Héritier du sous-genre du RPG sportif, Dodgeball Academia se pose en fanfaron énergique et rassembleur. Quelques tirs loupés ne suffisent pas à déstabiliser sa bonne humeur communicative.
Les années 2010 ont vu grossir de manière considérable la part de projets développés par des créateurs, créatrices et studios indépendants. L’occasion de prendre la tangente vers des horizons plus variés, plus bizarres, plus personnels, et de mettre en valeur la patte de quelques-uns, individuellement ou en groupe. Mais cette ouverture exceptionnelle, dont on mesure chaque jour les effets concrets, a également permis de constater la reconnaissance mutuelle de références culturelles communes, entre studios et joueurs vivant sur des continents différents. Des références dont un studio va s’emparer et ainsi tendre des perches à celles et ceux qui s’y reconnaitront. Pas besoin de venir d’un même endroit pour se comprendre, les sensibilités s’expriment par certains repères, qu’ils soient littéraires, vidéoludiques, sportifs… En ça, le jeu vidéo peut être considéré comme vecteur de liens, sans en avoir l’air, sorte de plaque tournante d’une culture mondialisée. Développé par Pocket Trap, studio basé à São Paulo, Dodgeball Academia parait être un bon exemple de ce phénomène encourageant le brassage. Et ce autant dans le lore qu’il met en place que par les choix éditoriaux qu’on doit certainement à son éditeur, Humble Games.
Nino : 0 – Otto : 10
Le jeune Otto, soumis aux tensions qu’implique le maintien de l’héritage familial, reçoit un jour une lettre. Il va pouvoir intégrer l’académie de Dodgeball, la balle aux prisonniers portée à un degré professionnel, sport qui fait tourner les têtes dans ce monde où le basket n’existe pas. L’école a la prestigieuse mission de former les meilleurs joueurs et joueuses de Dodgeball, une renommée éducative assise par la possession de la Dodgeball du Héros. L’artefact, une balle logée dans un rocher et qui ne cesse de tourner, fournit l’établissement entier en énergie, mais a également le pouvoir d’éveiller le potentiel de celles et ceux qui la touchent. Pour la conserver, l’académie doit cependant prouver que ses professeurs forment les meilleurs éléments. Un tournoi interne est donc organisé afin de déterminer si les élèves sont assez bons pour participer à la compétition internationale qui se profile.

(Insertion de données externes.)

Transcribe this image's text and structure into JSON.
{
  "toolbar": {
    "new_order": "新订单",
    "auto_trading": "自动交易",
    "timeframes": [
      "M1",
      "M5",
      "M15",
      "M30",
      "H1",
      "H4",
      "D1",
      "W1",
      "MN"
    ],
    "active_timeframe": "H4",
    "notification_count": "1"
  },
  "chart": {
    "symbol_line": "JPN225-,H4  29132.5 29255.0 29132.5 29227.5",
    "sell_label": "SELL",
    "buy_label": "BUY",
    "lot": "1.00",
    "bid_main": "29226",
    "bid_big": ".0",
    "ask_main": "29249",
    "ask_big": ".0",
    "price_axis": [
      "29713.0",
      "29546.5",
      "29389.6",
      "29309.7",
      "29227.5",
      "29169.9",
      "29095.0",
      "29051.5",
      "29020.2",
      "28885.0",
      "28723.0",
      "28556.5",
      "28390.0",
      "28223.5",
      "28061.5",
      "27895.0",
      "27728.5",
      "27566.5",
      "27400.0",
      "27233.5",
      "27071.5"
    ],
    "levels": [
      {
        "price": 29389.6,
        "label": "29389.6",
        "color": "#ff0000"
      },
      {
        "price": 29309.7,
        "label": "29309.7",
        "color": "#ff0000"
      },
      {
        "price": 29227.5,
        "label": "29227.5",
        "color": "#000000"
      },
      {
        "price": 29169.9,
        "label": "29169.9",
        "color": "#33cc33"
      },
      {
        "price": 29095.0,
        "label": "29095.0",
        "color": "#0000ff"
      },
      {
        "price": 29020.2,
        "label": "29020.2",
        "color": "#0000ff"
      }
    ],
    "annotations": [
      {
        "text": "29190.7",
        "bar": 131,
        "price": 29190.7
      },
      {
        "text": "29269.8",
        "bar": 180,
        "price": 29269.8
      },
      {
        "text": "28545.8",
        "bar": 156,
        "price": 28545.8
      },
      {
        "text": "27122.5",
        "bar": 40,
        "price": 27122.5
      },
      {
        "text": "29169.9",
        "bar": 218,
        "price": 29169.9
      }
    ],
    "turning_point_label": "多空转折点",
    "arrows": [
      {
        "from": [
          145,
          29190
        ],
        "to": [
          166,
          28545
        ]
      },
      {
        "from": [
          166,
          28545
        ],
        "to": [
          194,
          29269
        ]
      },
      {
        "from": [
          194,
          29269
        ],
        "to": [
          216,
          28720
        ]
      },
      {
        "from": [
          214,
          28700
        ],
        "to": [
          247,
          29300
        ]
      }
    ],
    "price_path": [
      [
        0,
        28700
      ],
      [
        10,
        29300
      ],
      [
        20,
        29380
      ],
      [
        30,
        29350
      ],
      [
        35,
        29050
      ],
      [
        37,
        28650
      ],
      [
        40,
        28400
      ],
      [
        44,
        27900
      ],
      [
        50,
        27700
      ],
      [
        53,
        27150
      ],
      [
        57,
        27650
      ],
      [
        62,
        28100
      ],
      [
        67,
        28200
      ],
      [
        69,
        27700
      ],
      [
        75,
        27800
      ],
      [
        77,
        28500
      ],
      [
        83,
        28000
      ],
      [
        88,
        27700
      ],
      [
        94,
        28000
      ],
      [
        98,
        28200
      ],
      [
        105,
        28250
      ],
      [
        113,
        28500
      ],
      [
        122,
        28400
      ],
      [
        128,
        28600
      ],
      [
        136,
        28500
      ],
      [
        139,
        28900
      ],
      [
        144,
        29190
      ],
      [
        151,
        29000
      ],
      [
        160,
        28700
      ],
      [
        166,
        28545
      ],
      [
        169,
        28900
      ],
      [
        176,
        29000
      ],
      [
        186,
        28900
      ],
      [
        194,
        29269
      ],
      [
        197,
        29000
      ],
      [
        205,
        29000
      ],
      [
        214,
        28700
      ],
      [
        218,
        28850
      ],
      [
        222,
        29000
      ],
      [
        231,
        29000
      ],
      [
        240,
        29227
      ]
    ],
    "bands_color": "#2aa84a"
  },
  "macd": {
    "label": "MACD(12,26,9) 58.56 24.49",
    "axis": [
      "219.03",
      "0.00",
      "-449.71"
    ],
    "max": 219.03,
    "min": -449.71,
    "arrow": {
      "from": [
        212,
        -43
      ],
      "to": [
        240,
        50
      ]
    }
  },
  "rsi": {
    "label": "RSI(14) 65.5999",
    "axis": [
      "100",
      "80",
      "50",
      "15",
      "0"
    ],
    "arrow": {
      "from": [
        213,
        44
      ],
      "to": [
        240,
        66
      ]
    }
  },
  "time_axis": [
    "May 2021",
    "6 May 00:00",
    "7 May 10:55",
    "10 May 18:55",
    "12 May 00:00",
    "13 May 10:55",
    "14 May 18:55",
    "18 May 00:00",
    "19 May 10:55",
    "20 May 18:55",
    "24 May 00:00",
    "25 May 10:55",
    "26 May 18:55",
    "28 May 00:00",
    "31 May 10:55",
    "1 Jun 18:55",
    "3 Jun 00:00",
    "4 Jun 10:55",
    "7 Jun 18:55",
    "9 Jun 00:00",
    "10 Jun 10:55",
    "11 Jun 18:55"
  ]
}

Un jeune héros plein de fougue, une école, des camarades et professeurs hauts en couleur, un tournoi… Il faut peu de temps pour remarquer que Pocket Trap a choisi de s’engouffrer à 300 km/h en Naruto run sur la voie du shonen. Une affiliation revendiquée haut et fort et qui infuse Dodgeball Academia jusque dans sa structure. L’aventure est découpée en journées, désignées comme des « épisodes », et chacune d’elles se concentre sur une intrigue propre avec, en fil rouge, les différentes phases du tournoi. Du rassemblement d’une équipe autour d’Otto, on va vite basculer dans une succession de péripéties qui, partant de situations banales (une lettre d’amour, les travaux pratiques d’un cours), dérivent vers l’inattendu. Mention, notamment, à l’opposition sciences/pseudosciences, qui voit la formation d’une communauté de « carréistes » parmi les élèves, réunis au sous-sol de la bibliothèque. Si, parmi les huit épisodes, certains marquent moins que d’autres, la faute aux nombreux allers-retours et à une volonté de ne pas laisser trop de temps morts sans combats, l’ambiance générale pleine d’allant suffit à motiver l’avancée. Et malgré une tendance à rester sur les terrains balisés du genre, le titre peut compter sur sa chouette galerie de personnages, principaux comme secondaires, qui tous auront droit à leur petit moment de gloire. Tout juste regrette-t-on la légèreté de traitement auquel a droit un de nos coéquipiers, catapulté dans l’équipe sans que sa présence ne soit suffisamment introduite ou n’ait d’impact. Avec une quinzaine de personnalités fortes sur les planches, quelques écarts étaient inévitables.
Prisonniers ball-itiques
Si Dodgeball Academia s’inspire du rythme et des enjeux du shonen, il s’inscrit également dans la lignée du sous-genre de RPG de sport et Henrique Alonso, co-fondateur de Pocket Trap, cite sans détour l’influence de Mario Tennis : Power Tour (2005) et Mario Golf : Advance Tour (2004), deux productions Camelot pour la GBA. Le dodgeball lui-même n’en est pas à sa première adaptation en jeu vidéo, et si le hasard (?) a vu sortir deux titres consacrés à la discipline cette année (Knockout City, le « free-to-play au démarrage » d’Electronic Arts), Super Dodge Ball proposait dès 1987 de s’avoiner à coups de ballon sur bornes d’arcade. À la différence d’un jeu comme Super Dodgeball Beats, qui réinterprétait le sport par le prisme du jeu de rythme, Dodgeball Academia fait le choix du match en temps réel, afin de garder toute la tension des échanges de balles.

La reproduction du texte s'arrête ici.